Belles-lettres and the press will be hit to the same extent. There is nothing more lacking in intellect and more superficial than most of our newspapers. If our level of cultural achievement and scientific outlook were to be judged from the content of our newspapers, it would be low indeed. The activity of men and the general state of affairs are judged from a viewpoint that is reminiscent of the distant past and that has long since been proved untenable by the science of today. A large portion of our journalists are people who, as Bismarck once said, not without reason, "missed their calling", but whose level of education and salary claims fall in with the business interests of the bourgeoisie. Furthermore, these newspapers, as well as the majority of the literary journals, have the mission of circulating most obscene advertisements in their advertisement sections, while their business sections pursue identical aims in a different field. The material interest of the owner determines the content. Literature is generally not much better than the newspapers, for it cultivates interest in sexual excesses, renders homage now to shallow pseudo-enlightenment, now to the most absurd prejudices and superstitions.

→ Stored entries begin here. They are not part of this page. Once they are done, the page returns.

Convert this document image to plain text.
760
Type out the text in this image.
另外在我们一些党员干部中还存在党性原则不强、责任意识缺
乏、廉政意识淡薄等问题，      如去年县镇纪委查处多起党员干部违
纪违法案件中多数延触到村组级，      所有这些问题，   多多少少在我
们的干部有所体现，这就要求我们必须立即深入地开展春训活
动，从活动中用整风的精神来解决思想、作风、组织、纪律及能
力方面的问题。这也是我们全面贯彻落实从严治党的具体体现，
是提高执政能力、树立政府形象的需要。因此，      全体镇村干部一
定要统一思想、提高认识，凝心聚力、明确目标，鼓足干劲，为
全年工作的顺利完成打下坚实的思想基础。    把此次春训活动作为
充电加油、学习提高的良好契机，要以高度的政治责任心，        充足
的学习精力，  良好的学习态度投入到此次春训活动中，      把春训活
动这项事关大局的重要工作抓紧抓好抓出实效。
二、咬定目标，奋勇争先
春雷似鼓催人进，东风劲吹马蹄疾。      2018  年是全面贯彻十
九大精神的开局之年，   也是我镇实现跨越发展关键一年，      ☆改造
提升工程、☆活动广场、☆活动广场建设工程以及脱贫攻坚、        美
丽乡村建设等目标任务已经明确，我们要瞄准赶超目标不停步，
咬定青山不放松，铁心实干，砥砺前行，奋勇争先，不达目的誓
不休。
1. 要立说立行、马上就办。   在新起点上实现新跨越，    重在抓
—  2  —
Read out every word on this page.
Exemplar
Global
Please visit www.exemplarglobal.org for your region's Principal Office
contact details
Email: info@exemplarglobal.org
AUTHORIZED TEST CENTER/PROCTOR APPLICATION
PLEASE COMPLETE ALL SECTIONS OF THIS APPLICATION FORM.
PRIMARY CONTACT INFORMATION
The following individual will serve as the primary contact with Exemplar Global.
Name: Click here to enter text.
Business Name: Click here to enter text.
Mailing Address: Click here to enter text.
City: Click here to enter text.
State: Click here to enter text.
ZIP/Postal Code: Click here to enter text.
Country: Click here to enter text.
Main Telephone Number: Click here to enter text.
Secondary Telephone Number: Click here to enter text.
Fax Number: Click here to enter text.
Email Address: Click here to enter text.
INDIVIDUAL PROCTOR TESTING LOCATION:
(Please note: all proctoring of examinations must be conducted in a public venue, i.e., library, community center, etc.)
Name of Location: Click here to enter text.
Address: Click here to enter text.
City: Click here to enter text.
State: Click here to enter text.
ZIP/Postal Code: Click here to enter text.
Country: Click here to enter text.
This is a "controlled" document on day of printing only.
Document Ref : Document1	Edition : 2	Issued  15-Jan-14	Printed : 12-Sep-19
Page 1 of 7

The aim is to make the bourgeois world — all its shortcomings, which are conceded as trifles, notwithstanding — appear as the best of all possible worlds.

In this extensive and important field the future society will have to thoroughly put its house in order. Science, truth, beauty and debate over what is best, will rule supreme. Everyone who makes a worthwhile contribution will have ample opportunity for participation. He no longer depends upon the favour of a publisher, money considerations or prejudice but on the judgement of impartial experts, in whose selection he himself takes part, and against whose unfavourable decision he can always appeal to the community, a step that is impossible in newspaper offices or publishing houses today which are guided by their private interests alone. The naive notion that all debate will be suppressed in a socialist community can be defended only by those who see in the bourgeois world an ideal social system, and who, because of their hostility to socialism, seek to slander and belittle it. A society that is based on complete democratic equality neither knows nor tolerates oppression. Only unlimited freedom of thought makes uninterrupted progress possible, and this is the vital principle of society. It is also a gross delusion to represent bourgeois society as a champion of genuine freedom of thought. Parties representing the class interests of the ruling publish in the press only what does not assail their class interests, and woe to anyone who should attempt to kick against this. His social ruin is scaled, as everybody who is familiar with the situation knows only too well. Many a writer could tell a tale of woe on how publishers handle literary work which does not suit them. Finally, our press and criminal legislation betray the spirit that animates our ruling and governing classes. True freedom of thought is looked upon by them as the most dangerous of evils.